Leader: The false choice on press reform

The underlying principles of this fight have too often been forgotten in a round of score-settling and protection of vested interests.

By New Statesman

The British press is having one of its periodic spasms of infighting and navel-gazing – the Telegraph claims the BBC has spent too long on the Daily Mail’s row with Ed Miliband; meanwhile, the Sun’s inaccurate front page about crimes committed by “mental patients” is roundly denounced; two days later, three right-wing papers devote their front pages to the MI5 claim that the Guardian has “helped terrorists” by publishing leaked files from the US National Security Agency.

The backdrop to this outbreak of inky trench warfare is the continuing fight over press reform. Now, the Privy Council has rejected the industry’s plan to be allowed another chance at self-regulation and David Cameron is left hoping that his hastily concocted fudge – a royal charter – will be passed, allowing some measure of statutory underpinning.

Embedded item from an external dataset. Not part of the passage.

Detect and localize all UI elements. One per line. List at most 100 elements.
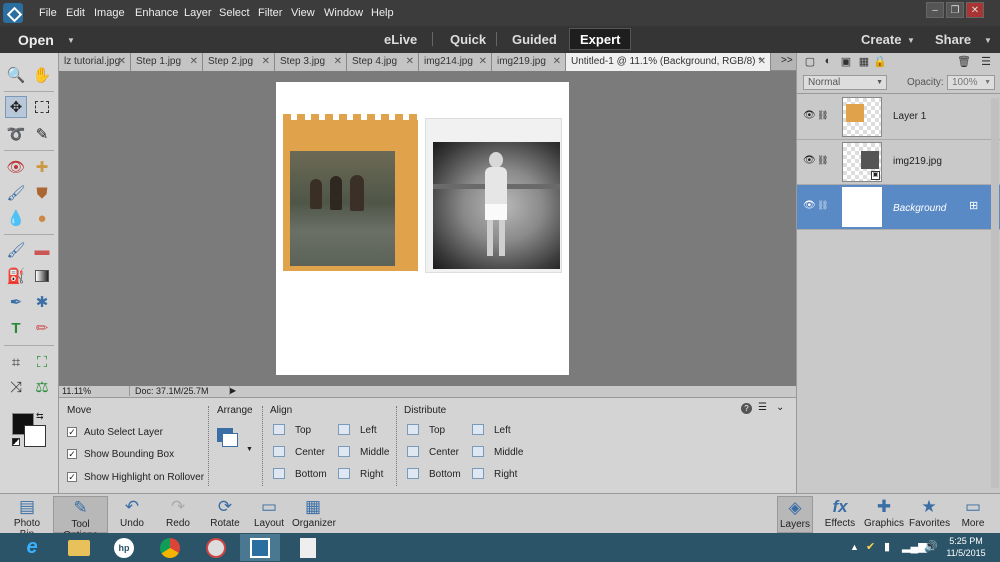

The underlying principles of this fight have too often been forgotten in a round of score-settling and protection of vested interests. In March, we said we felt our interests as a political and cultural magazine and website were represented neither by a regulator created by politicians, nor one stuffed with placemen from the right-wing press. (The right-wing press was keen to report our stance on the former, but not the latter, proposition.) Six months later, our position has not changed.